W pierwszej połowie Sokół wykazał się niezłą skutecznością. Z kilku okazji dwie zamienił na bramki, po uderzeniach Daquana Kinga i Kacpra Drelicha. Groźnie też było po uderzeniu Jarosława Lisa, który trafił w słupek.
- Nigdy nie mówię, że dziękuję zawodnikom za walkę, bo to przecież jest ich praca, ale dzisiaj szczególnie było widać zaangażowanie, a poza tym myślę, że dzisiaj dobrze zagraliśmy w piłkę, bo tych sytuacji kilka sobie stworzyliśmy, ale też musieliśmy cierpieć, bronić wyniku w momencie gdy rywal złapał kontakt. Na szczęście odpowiedzieliśmy trzecim golem i spokojnie ten wynik do końca do ciągnęliśmy – zakończył trener Kuźma. napisał:KSZO po stracie trzeciej bramki, mimo, że do końca meczu jeszcze trochę czasu było, nie potrafiło już stworzyć sobie groźnej sytuacji podbramkowej, co bardzo zdenerwowało Marcina Sasala, trenera przyjezdnych
- Początek meczu nie wskazywał na nasza porażkę. Stanisławski był sam na sam i nie trafił w bramkę. Popełniliśmy dzisiaj bardzo dużo błędów taktycznych i indywidualnych. Nie realizowaliśmy tego, co sobie założyliśmy. Strzeliliśmy kontaktową bramkę i popełniliśmy fatalny błąd, po którym straciliśmy trzecie gola. Mamy większe ambicje i w kolejnych meczach musimy zostawić więcej zdrowia na boisku bo miejscowi chyba bardziej chcieli, a my myśleliśmy chyba, że sobie pospacerujemy po boisku i jest mi po prostu wstyd za ten wynik.

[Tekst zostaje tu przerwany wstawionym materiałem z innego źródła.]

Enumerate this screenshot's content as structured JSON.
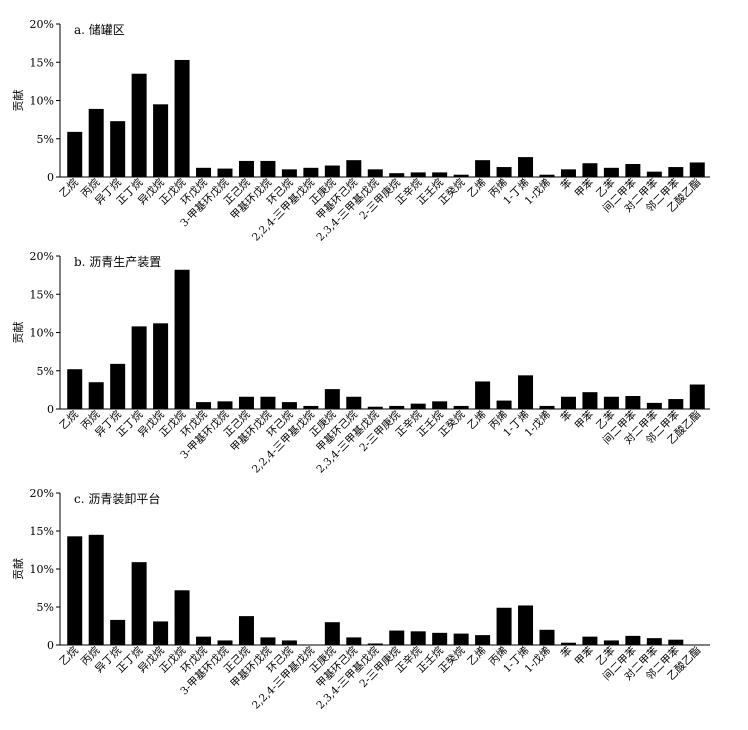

Sokół Sieniawa - KSZO Ostrowiec Świętokrzyski 3:1 (2:0)
Bramki: 1:0 King 20, 2:0 Drelich 38, 2:1 Stanisławski 54, 3:1 Mazurek 70.

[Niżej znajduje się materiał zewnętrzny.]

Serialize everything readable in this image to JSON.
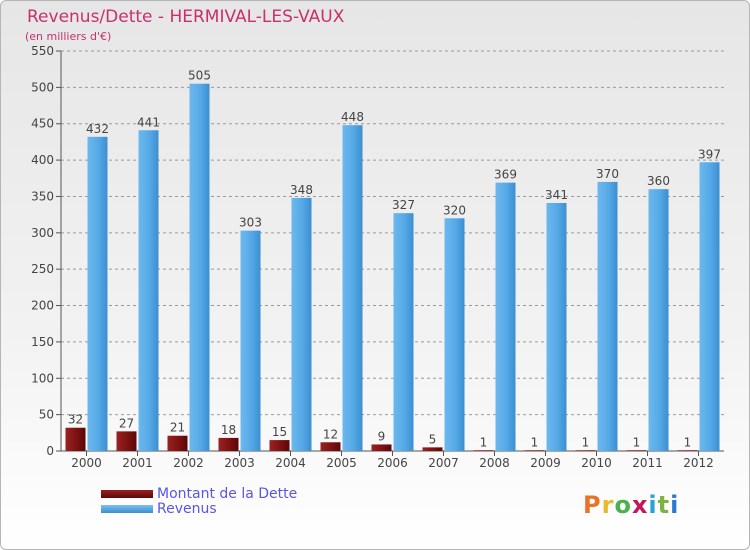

Sokół: Zając – Grasza, Kapuściński, Drelich, Lis ż – Purcha, Burka, Pikiel (90+1 Skała) – Kitliński, Mazurek (86 Kasperkowicz), King (69 Hass ż). Trener Ryszard Kuźma.
KSZO: Szymkowiak – Głaz ż (73 M. Kaczmarek), Mężyk, Majewski, Persona – Szydłowski (73 Chudyba), Mąka (57 Paluch), Zaklika, Trochim, Chrzanowski (57 P. Kaczmarek) - Stanisławski. Trener Marcin Sasal.
Sędziował Jabłoński (Kraków). Widzów 250.